Wednesday, April 08, 2015

Toutes ces choses qu'on ne sait pas

Tous les jours, on est confronté à des mystères, des inconnues, des choses qui nous échappent ou qui nous interloquent un tantinet. Mystères et énigmes, c'est le lot commun de nous autres, primates supérieurs, persuadés que le monde est fait pour nous, contrariés qu'il ne soit pas livré avec un mode d'emploi détaillé, une notice de chez IKEA, ou même un vague graffiti explicite et vaguement salace. Le monde, est plein de choses que nous ne savons pas...
Ce que j'imagine...
La parabole de la corneille et du cornet de frites, une étude de cas
Il est dix heures du matin, c'est un dimanche, et le soleil semble bien décidé à luire avec force et énergie. Je suis confortablement installé dans le train, et je mon regard déambule sur le décors extérieur en attendant que commence le processus mécanique qui nous déplacera rapidement vers un autre endroit. Comment un train se meut-il ? Est-il en quelque sorte animé par l'électricité qui circule dans les fils de cuivre ? Et l'électricité, comment est-ce que ce fluide mystérieux passe-t'il à travers le cuivre lui même ? Il n'y a pourtant pas de trou où laisser passer un fluide, c'est du cuivre massif.
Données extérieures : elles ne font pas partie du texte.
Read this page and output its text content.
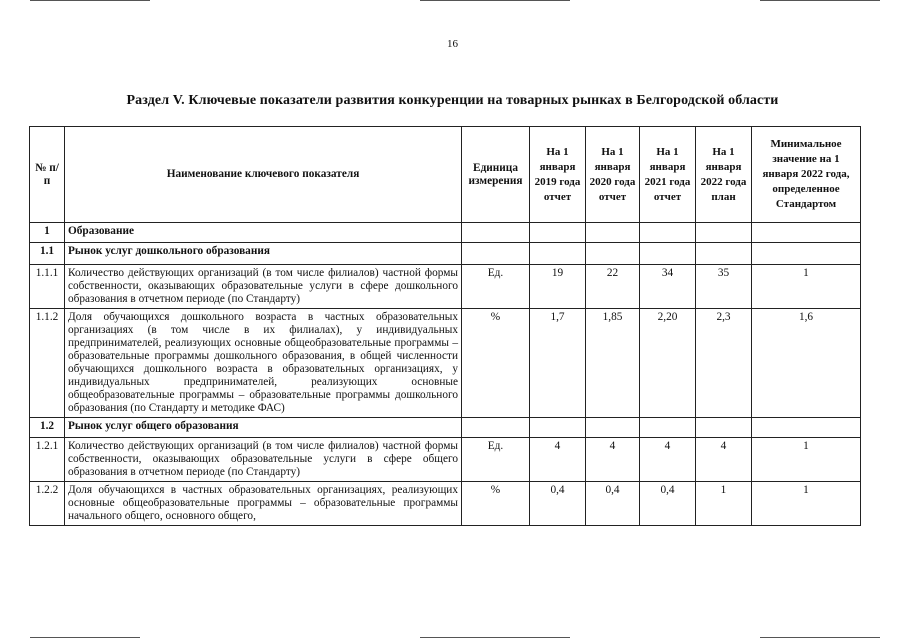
16
Раздел V. Ключевые показатели развития конкуренции на товарных рынках в Белгородской области
№ п/п	Наименование ключевого показателя	Единица измерения	На 1 января 2019 года отчет	На 1 января 2020 года отчет	На 1 января 2021 года отчет	На 1 января 2022 года план	Минимальное значение на 1 января 2022 года, определенное Стандартом
1	Образование						
1.1	Рынок услуг дошкольного образования						
1.1.1	Количество действующих организаций (в том числе филиалов) частной формы собственности, оказывающих образовательные услуги в сфере дошкольного образования в отчетном периоде (по Стандарту)	Ед.	19	22	34	35	1
1.1.2	Доля обучающихся дошкольного возраста в частных образовательных организациях (в том числе в их филиалах), у индивидуальных предпринимателей, реализующих основные общеобразовательные программы – образовательные программы дошкольного образования, в общей численности обучающихся дошкольного возраста в образовательных организациях, у индивидуальных предпринимателей, реализующих основные общеобразовательные программы – образовательные программы дошкольного образования (по Стандарту и методике ФАС)	%	1,7	1,85	2,20	2,3	1,6
1.2	Рынок услуг общего образования						
1.2.1	Количество действующих организаций (в том числе филиалов) частной формы собственности, оказывающих образовательные услуги в сфере общего образования в отчетном периоде (по Стандарту)	Ед.	4	4	4	4	1
1.2.2	Доля обучающихся в частных образовательных организациях, реализующих основные общеобразовательные программы – образовательные программы начального общего, основного общего,	%	0,4	0,4	0,4	1	1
Et le café ? Est-ce qu'il circule dans les nerfs de la même manière ? Etc. etc.
Mes pensées vagabondent…
Pas très longtemps cependant. D'où je me trouve, je peux voire une corneille, ses plumes noires resplendissantes dans la lumière du soleil. Elle est juchée sur un muret, en contrebas, loin de tout passage humain. Et de son bec, manipule adroitement une demi-douzaine de frites. Tac, tac, elle les aligne méticuleusement, jusqu'à former un petit fagot de bâtons de pommes de terres cuites dans l'huile. L'oiseau pivote la tête, contemple son œuvre, regarde à gauche, regarde à droite, regarde encore à gauche, clairement méfiant, et d'un geste adroit finit par saisir dans son bec le fagot tout entier.
Que va-t-il faire ?
Va-t-il prendre son essors, et disparaître de mon regard et des lignes de ce texte ?
Non. A la place, le corbeau fait de petits sauts élégants, qui l'amènent sur un des rails, puis entre les rails, sur une traverse. L’œil en coin, il scrute le sol. Les rocs composant le ballaste semblent à son goût, maintenant il sautille semblant chercher quelque chose… Ah ! Voilà ! Un trou dans le sol, une anfractuosité, à peine différenciable du reste du ballaste ! Il il pose ses frites. C'est ses frites, clairement. Il y pose ses frites, et aussitôt sélectionne quelques bon gros cailloux, pour en recouvrir l'aliment tant convoité (certainement).
Les frites abritées du regard, l'oiseau s'envole. Le train dans lequel j'assiste à la scène s'envole aussi. Ne restent que quelques interrogations :
Quelles étaient les intentions du volatile ? Protéger sa pitance des collègues volants, ou pire de tous ces autres indésirables volatiles que sont les moineaux, les pigeons, les pinsons, les merles, les pies, les canards, les perroquets, les mésanges, les autres, tous les autres plumitifs mangeurs de frites ! (Mais admettons un instant que l'oiseau se sente impuissant face aux rats et souris qui abondent dans nos gares)
Ou alors, vu le soleil qui s'annonce insistant et la petite bise qui malgré tout souffle le froid sous nos plumes à tous, l'oiseau (qui déteste les frites froides, on peut le comprendre) cherche-t-il à rendre son repas un peu moins piteux en le réchauffant à la chaleur de la caillasse sombre, maculée de déjections ferroviaire, mais chauffée, chauffée par le soleil, on peut le voir on peut le deviner, les cailloux sombres des voies de chemin de fer de la gare de Lausanne, sont suffisamment chauds pour réchauffer quelques aliments...
Mais peut-être que justement, les rats, c'est là le problème, les rats, un gang de rats, en livrée de peau, l’œil torve, et le pauvre oiseau, qu'on admettra pour l'instant blanc comme neige, innocent comme l'agneau pascal, le pauvre oiseau se fait racketter ! Par les rats ! ET CES FRITES sont son du.
Ou alors… Non, non, je ne sais pas.
Et ces frites, où cette corneille les a-t-elle trouvées ? Une poubelle ? Un cornet de frite abandonné ? Du vol à la tire ? Un précieux butin confisqué à une bande de schpatzes piailleurs et écervelés ?
Et ceci termine ma démonstration, il y a dans le monde bien des choses que nous ignorons.